Spesso, sotto le rovine di un matrimonio apparentemente spento , covano braci ancora calde che, se ravvivate, possono rimettere in moto la relazione di coppia.

Evidentemente la scappatella di tuo genero rivela una situazione coniugale di crisi, di stanchezza, di usura. Il matrimonio, come la motocicletta, ha bisogno di costante manutenzione. Invece, ritenendolo ormai garantito, dimentichiamo spesso di occuparcene.

La cosa migliore, placate le emozioni immediate, è parlarne con sincerità, ammettendo, oltre alle responsabilità dell’altro, anche le proprie. Non possiamo pretendere di recuperare lo slancio dei primi tempi ma neppure rassegnarci a una convivenza forzata. Dagli anni settanta molte cose sono cambiate e uomini e donne non stanno più insieme per convenzione ma per intima convinzione. Sono certa che a questa fondamentale conquista è stato decisivo l’apporto del femminismo, il coraggio di cambiare una tradizione che sembrava da secoli immutabile, inesorabile come il destino. Purtroppo nel susseguirsi delle generazioni la consapevolezza del lavoro compiuto è andata smarrita, non siamo riuscite a passare di mano il testimone, a dire alle nostre figlie: noi siamo arrivate sin qui, ora proseguite voi.

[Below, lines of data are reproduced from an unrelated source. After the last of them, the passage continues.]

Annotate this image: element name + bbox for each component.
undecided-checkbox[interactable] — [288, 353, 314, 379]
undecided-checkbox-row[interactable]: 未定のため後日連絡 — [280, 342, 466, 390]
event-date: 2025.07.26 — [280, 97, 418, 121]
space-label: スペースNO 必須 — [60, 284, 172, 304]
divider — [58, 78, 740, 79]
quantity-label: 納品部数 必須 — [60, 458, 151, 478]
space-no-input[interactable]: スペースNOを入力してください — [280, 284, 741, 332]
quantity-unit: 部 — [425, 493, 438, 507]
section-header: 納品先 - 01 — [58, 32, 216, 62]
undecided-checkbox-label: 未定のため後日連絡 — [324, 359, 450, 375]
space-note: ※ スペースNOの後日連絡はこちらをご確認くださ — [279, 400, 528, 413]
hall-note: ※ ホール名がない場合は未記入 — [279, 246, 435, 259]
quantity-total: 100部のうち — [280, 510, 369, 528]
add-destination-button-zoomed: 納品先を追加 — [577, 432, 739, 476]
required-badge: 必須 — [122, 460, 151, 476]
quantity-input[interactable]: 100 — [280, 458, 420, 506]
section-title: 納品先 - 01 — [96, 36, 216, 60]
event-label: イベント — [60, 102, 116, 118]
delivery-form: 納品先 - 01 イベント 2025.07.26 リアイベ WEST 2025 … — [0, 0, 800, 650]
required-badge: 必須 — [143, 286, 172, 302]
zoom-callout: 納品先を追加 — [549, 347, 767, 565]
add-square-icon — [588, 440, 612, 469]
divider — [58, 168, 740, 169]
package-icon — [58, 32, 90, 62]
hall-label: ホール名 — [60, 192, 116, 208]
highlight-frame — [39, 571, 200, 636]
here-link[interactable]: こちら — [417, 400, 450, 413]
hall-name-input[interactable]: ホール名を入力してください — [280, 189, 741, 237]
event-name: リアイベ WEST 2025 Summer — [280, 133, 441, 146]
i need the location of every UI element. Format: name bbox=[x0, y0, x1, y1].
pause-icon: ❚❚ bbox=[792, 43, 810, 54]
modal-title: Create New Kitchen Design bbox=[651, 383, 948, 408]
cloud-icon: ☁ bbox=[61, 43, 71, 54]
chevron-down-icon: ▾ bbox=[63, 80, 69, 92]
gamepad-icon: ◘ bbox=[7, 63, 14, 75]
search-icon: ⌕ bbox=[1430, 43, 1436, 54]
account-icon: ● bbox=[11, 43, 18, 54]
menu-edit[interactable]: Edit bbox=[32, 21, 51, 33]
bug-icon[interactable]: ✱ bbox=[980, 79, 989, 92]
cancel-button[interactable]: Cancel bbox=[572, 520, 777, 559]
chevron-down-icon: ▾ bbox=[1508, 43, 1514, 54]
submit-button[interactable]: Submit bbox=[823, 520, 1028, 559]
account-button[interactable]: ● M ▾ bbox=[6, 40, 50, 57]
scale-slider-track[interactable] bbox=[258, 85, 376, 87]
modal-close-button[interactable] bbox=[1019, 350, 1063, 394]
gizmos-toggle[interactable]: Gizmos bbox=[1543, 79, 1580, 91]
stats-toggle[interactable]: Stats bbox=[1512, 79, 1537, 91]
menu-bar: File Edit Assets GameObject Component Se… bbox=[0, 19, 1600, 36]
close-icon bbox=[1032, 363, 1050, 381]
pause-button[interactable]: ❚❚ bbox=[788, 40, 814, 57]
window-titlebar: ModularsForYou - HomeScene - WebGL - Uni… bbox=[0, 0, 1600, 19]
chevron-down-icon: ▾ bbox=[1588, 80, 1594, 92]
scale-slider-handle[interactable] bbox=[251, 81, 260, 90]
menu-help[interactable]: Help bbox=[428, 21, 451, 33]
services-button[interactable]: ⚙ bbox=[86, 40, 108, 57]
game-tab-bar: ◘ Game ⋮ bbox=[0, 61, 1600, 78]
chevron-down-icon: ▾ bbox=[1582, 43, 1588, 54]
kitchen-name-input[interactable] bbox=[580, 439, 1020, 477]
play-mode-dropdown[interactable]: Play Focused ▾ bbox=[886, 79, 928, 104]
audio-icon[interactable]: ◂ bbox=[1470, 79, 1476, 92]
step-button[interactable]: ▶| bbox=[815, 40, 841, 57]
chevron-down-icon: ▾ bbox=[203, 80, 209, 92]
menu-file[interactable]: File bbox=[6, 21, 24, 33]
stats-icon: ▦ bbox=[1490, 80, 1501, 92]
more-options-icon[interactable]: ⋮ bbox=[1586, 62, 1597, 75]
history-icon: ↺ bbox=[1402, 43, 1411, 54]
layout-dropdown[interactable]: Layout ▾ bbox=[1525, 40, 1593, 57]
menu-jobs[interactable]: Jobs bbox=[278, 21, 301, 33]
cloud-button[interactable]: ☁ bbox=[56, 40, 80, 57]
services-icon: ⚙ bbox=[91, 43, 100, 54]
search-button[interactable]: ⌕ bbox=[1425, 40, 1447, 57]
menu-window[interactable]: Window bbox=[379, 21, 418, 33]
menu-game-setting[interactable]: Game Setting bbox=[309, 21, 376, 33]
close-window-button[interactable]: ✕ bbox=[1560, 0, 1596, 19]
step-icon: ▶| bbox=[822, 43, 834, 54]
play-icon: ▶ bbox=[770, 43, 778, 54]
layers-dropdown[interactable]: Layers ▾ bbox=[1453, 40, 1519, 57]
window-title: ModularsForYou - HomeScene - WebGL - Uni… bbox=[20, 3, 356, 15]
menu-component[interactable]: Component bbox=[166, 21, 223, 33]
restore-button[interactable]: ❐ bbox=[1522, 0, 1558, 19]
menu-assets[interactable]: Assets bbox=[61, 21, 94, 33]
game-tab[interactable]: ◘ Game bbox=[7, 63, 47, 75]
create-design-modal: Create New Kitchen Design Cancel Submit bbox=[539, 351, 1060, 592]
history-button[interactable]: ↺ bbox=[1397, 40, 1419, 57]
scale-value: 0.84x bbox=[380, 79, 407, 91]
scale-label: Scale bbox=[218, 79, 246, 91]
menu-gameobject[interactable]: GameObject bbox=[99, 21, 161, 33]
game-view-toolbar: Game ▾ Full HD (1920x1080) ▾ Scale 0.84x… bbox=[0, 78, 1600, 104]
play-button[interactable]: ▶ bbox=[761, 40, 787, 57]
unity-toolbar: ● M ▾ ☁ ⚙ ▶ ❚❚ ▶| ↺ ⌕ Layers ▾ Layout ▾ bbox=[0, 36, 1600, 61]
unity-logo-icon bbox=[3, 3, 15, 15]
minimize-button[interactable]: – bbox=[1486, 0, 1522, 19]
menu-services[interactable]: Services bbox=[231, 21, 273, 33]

Tuttavia, cara «femminista indomita», non possiamo vanificare i risultati della «rivoluzione più lunga» traducendoli nei termini di una commedia superficiale, di una chiacchiera da salotto.

Ce lo chiedono figlie e nipoti alle quali dobbiamo trasmettere una storia dignitosa e un impegno morale sostanziale e profondo. Spero mi capirai, e grazie per aver proposto un problema sottovalutato e una riflessione collettiva troppo presto dimenticata.